Ad un locale del centro storico di Perugia è stato ad esempio vietato per un mese di vendere bevande alcoliche per avere violato le norme che ne regolano la somministrazione.
Su questi temi il consigliere regionale del Pd Andrea Smacchi nei mesi scorsi aveva presentato una proposta di legge, forse volutamente provocatoria. Prevede che la persona portata in ambulanza all’ospedale in stato di ebbrezza o per aver usato droghe debba partecipare alla spesa sostenuta dal servizio sanitario per il trasporto. Smacchi propone inoltre di vietare la pubblicità e la sponsorizzazione di bevande alcoliche nei luoghi frequentati dai minori.
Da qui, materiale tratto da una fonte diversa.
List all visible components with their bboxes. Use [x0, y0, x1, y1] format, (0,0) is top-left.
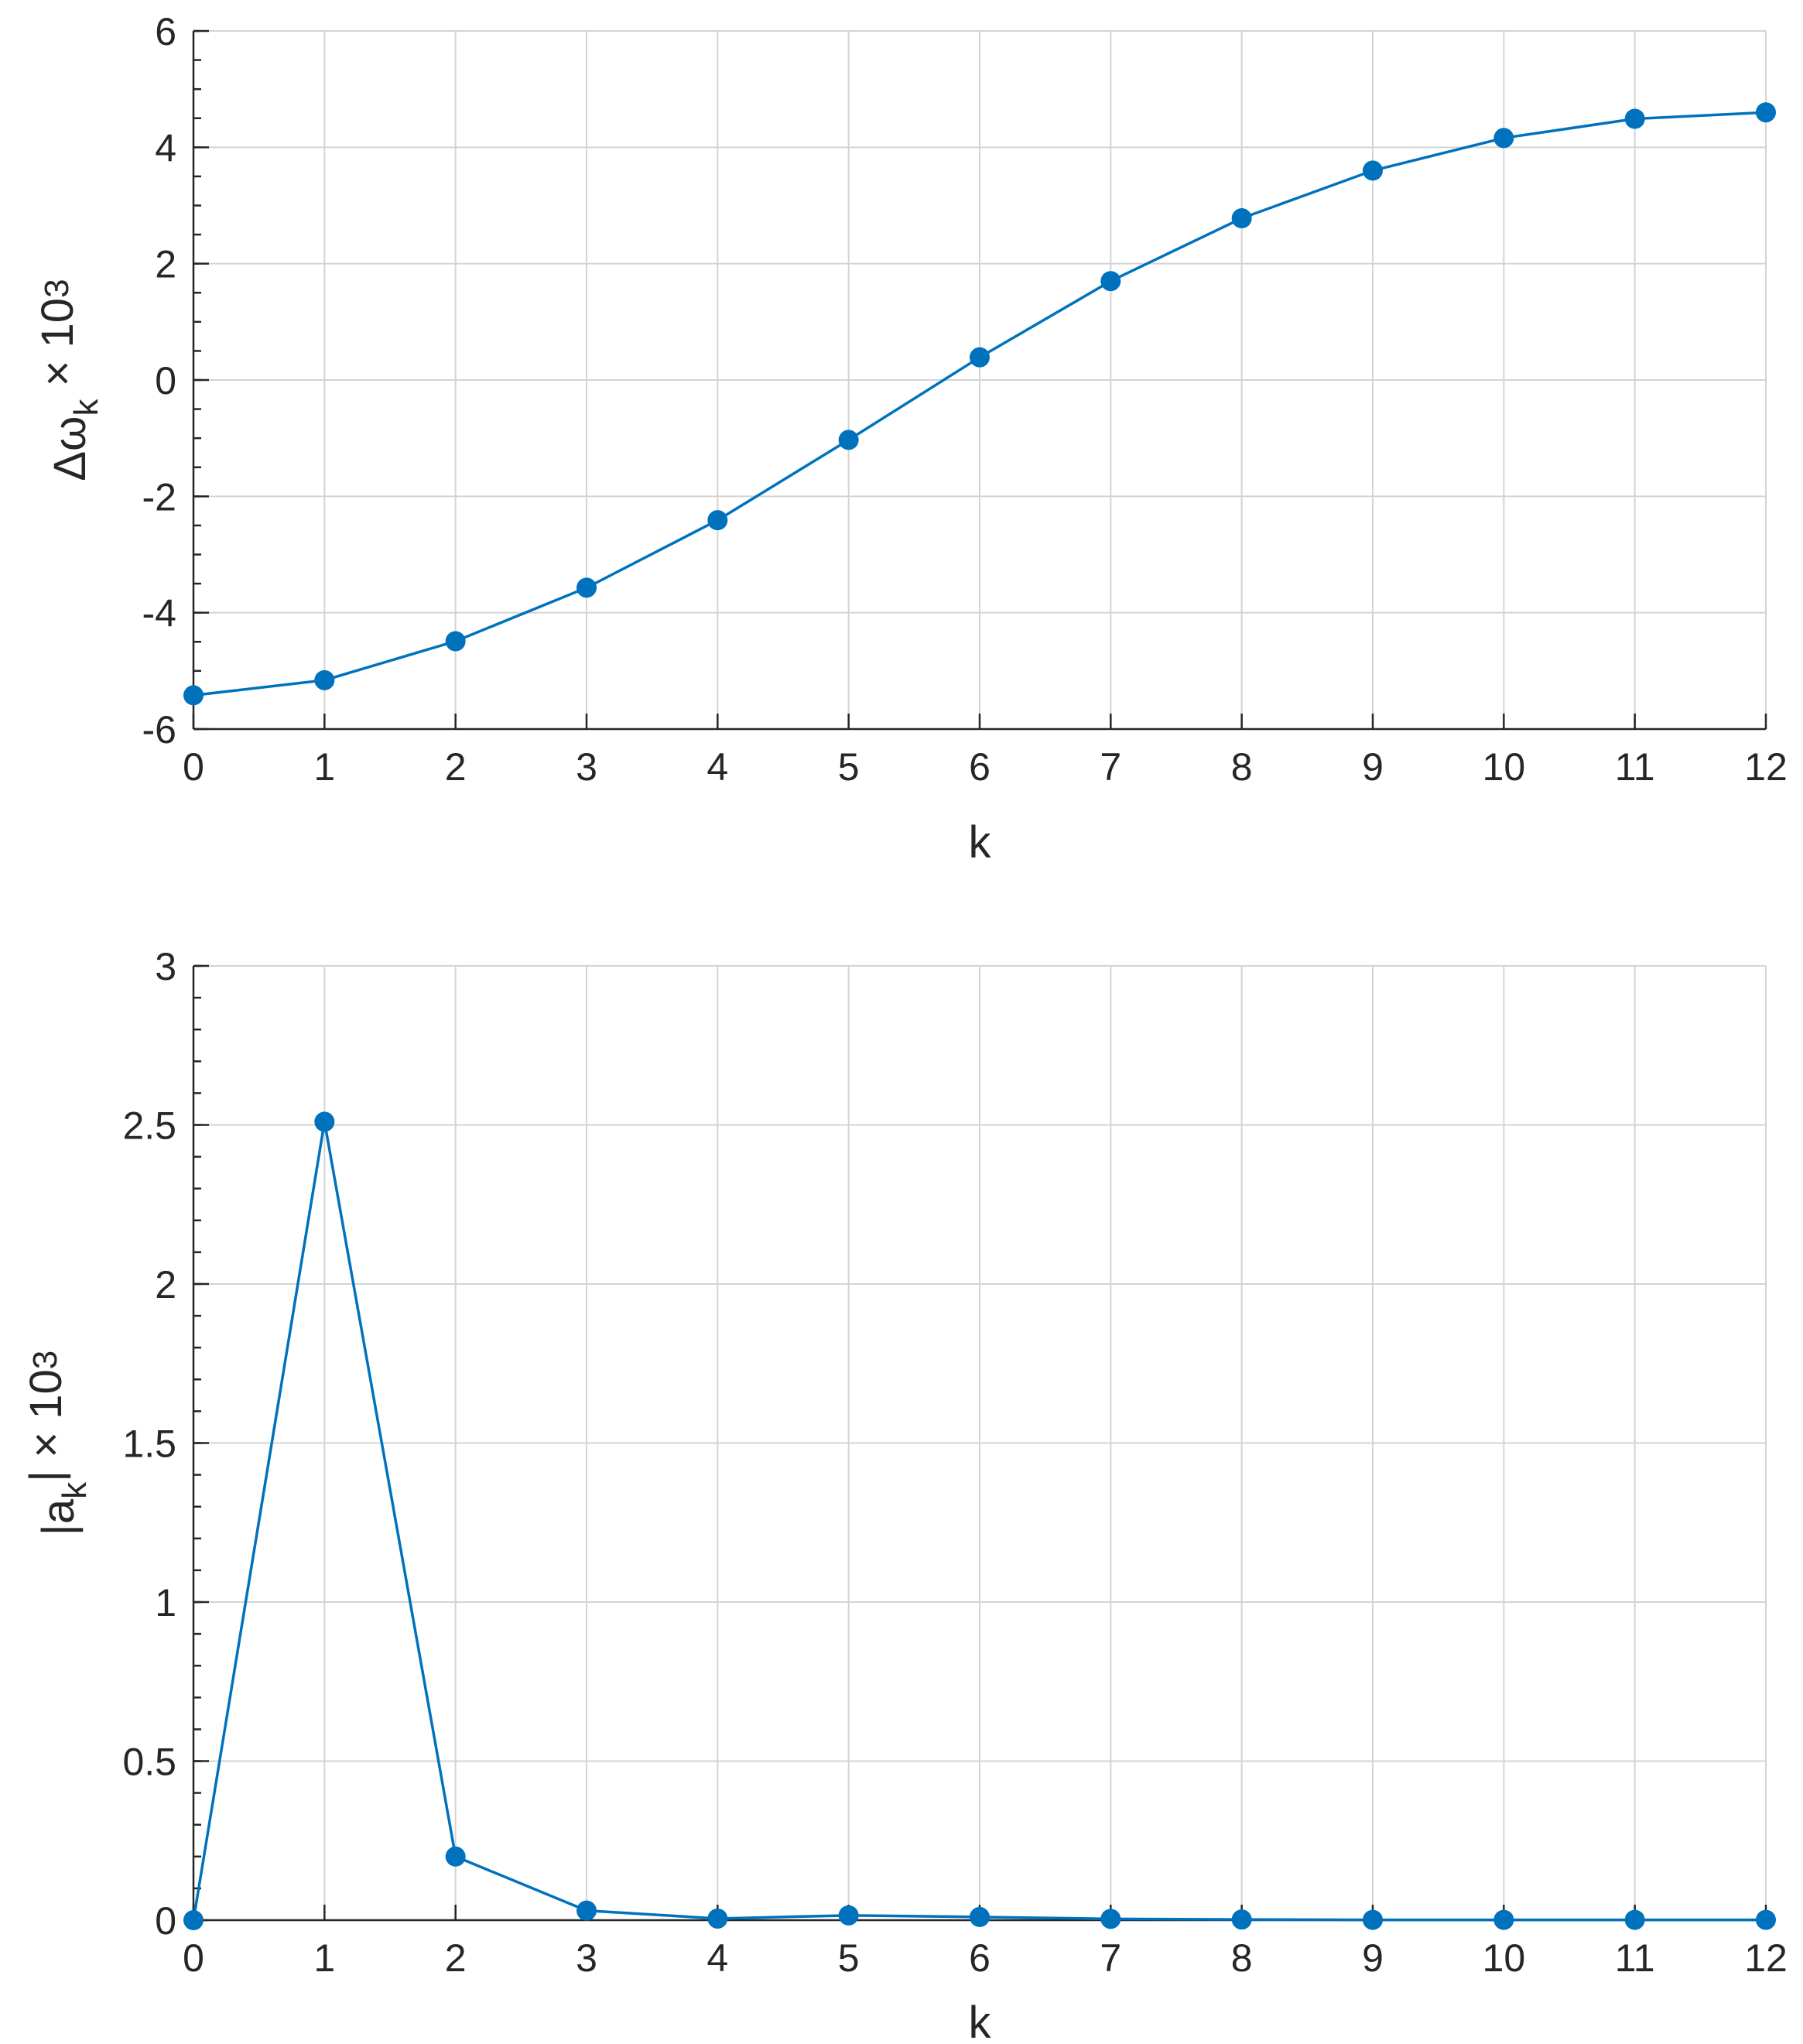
x-tick-label: 9: [1362, 1936, 1384, 1980]
data-point: [1493, 128, 1514, 149]
data-point: [1363, 1909, 1383, 1930]
y-label-sub: k: [67, 399, 105, 416]
data-point: [970, 347, 990, 368]
grid: [193, 966, 1766, 1920]
y-label-sup: 3: [26, 1351, 64, 1369]
data-point: [838, 1905, 859, 1926]
y-tick-label: -2: [142, 475, 176, 519]
x-tick-label: 12: [1744, 745, 1788, 789]
data-point: [707, 510, 728, 531]
data-point: [1624, 1909, 1645, 1930]
y-tick-label: 3: [155, 945, 176, 988]
y-label-sup: 3: [38, 279, 76, 297]
data-point: [970, 1906, 990, 1927]
y-axis-label: Δωk × 103: [33, 279, 105, 481]
data-point: [314, 669, 335, 690]
y-tick-label: 6: [155, 10, 176, 53]
data-point: [445, 1846, 466, 1867]
data-point: [1624, 108, 1645, 129]
x-tick-label: 10: [1483, 1936, 1526, 1980]
data-point: [838, 430, 859, 450]
x-tick-label: 1: [313, 1936, 335, 1980]
grid: [193, 31, 1766, 729]
x-tick-label: 5: [838, 745, 860, 789]
x-axis-label: k: [969, 1998, 992, 2044]
x-tick-label: 7: [1100, 745, 1121, 789]
data-point: [183, 1910, 204, 1930]
y-tick-label: -4: [142, 592, 176, 635]
x-tick-label: 6: [969, 1936, 990, 1980]
x-tick-label: 8: [1231, 1936, 1253, 1980]
data-point: [1100, 271, 1121, 292]
y-tick-label: 2: [155, 243, 176, 286]
data-point: [576, 577, 597, 598]
data-point: [1756, 1909, 1776, 1930]
y-tick-label: 0: [155, 359, 176, 402]
x-tick-label: 3: [576, 745, 597, 789]
x-tick-label: 10: [1483, 745, 1526, 789]
y-tick-label: 2: [155, 1263, 176, 1306]
y-label-suffix: | × 10: [21, 1369, 71, 1482]
x-tick-label: 0: [183, 745, 204, 789]
data-point: [1363, 160, 1383, 181]
x-tick-label: 5: [838, 1936, 860, 1980]
x-tick-label: 3: [576, 1936, 597, 1980]
x-tick-label: 12: [1744, 1936, 1788, 1980]
x-tick-label: 11: [1615, 745, 1655, 789]
y-tick-label: 4: [155, 126, 176, 169]
data-point: [1231, 1909, 1252, 1930]
x-tick-label: 6: [969, 745, 990, 789]
data-point: [445, 631, 466, 652]
y-tick-label: 1.5: [122, 1423, 176, 1466]
x-tick-label: 11: [1615, 1936, 1655, 1980]
data-point: [1756, 102, 1776, 123]
x-tick-label: 4: [706, 1936, 728, 1980]
data-point: [1493, 1909, 1514, 1930]
data-point: [576, 1900, 597, 1921]
x-tick-label: 4: [706, 745, 728, 789]
x-tick-label: 1: [313, 745, 335, 789]
x-tick-label: 2: [445, 1936, 467, 1980]
y-tick-label: -6: [142, 708, 176, 752]
y-label-main: Δω: [45, 416, 95, 481]
x-axis-label: k: [969, 817, 992, 868]
data-point: [1100, 1909, 1121, 1929]
data-point: [707, 1908, 728, 1929]
y-tick-label: 1: [155, 1581, 176, 1625]
y-axis-label: |ak| × 103: [21, 1351, 94, 1536]
x-tick-label: 2: [445, 745, 467, 789]
x-tick-label: 8: [1231, 745, 1253, 789]
data-point: [314, 1111, 335, 1132]
y-label-suffix: × 10: [33, 298, 83, 399]
y-tick-label: 2.5: [122, 1104, 176, 1148]
y-label-main: |a: [33, 1498, 84, 1536]
x-tick-label: 7: [1100, 1936, 1121, 1980]
data-point: [183, 685, 204, 706]
data-point: [1231, 208, 1252, 229]
y-label-sub: k: [56, 1481, 94, 1499]
x-tick-label: 9: [1362, 745, 1384, 789]
y-tick-label: 0: [155, 1899, 176, 1943]
x-tick-label: 0: [183, 1936, 204, 1980]
y-tick-label: 0.5: [122, 1741, 176, 1784]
Si beve meno ma non meglio
Tutte le statistiche indicano che negli ultimi dieci anni il consumo dell’alcol, in tutte le fasce di età, è in costante diminuzione. Si è passati dai 20 litri annui pro capite degli anni Sessanta agli 8 del 2010. Si beve però di più fuori pasto, e soprattutto tra i giovani si sta diffondendo la moda del binge drinking in “stile Nord-Europa”, cioè la consumazione di sei o più bicchieri in un’unica occasione. Altra moda pericolosa è il pub crawling, una sorta di tour tra pub dove si può bere illimitatamente fino ad ubriacarsi spendendo una somma fissa solitamente attorno ai 20 euro. Anche in Italia ci sono poi agenzie che organizzano “vacanze alcoliche” in Norvegia ed altri Paesi del Nord Europa dove il consumo dell’alcol è molto più diffuso. Secondo gli ultimi dati Istat, in Italia il 13,6% dei ragazzi di 11-15 anni (392 mila persone) consuma alcol. In aumento il consumo tra le donne, con una incidenza preoccupante tra le ragazze da 11 a 15 anni. Nella cosiddetta civiltà contadina si beveva molto di più, con gravi conseguenze per la salute. Oggi però tra i giovani l’alcol, come la droga, è il modo per evadere dalla realtà. Alla ricerca dello “sballo”: bere tanto ed in fretta, per stordirsi. Quando non è più un fatto occasionale ma diventa una sorta di rito settimanale per stare insieme, non è più solo la salute a rischiare. Perché chi abitualmente fugge dalla realtà rinuncia ad impegnarsi in prima persona per costruirsi una vita migliore.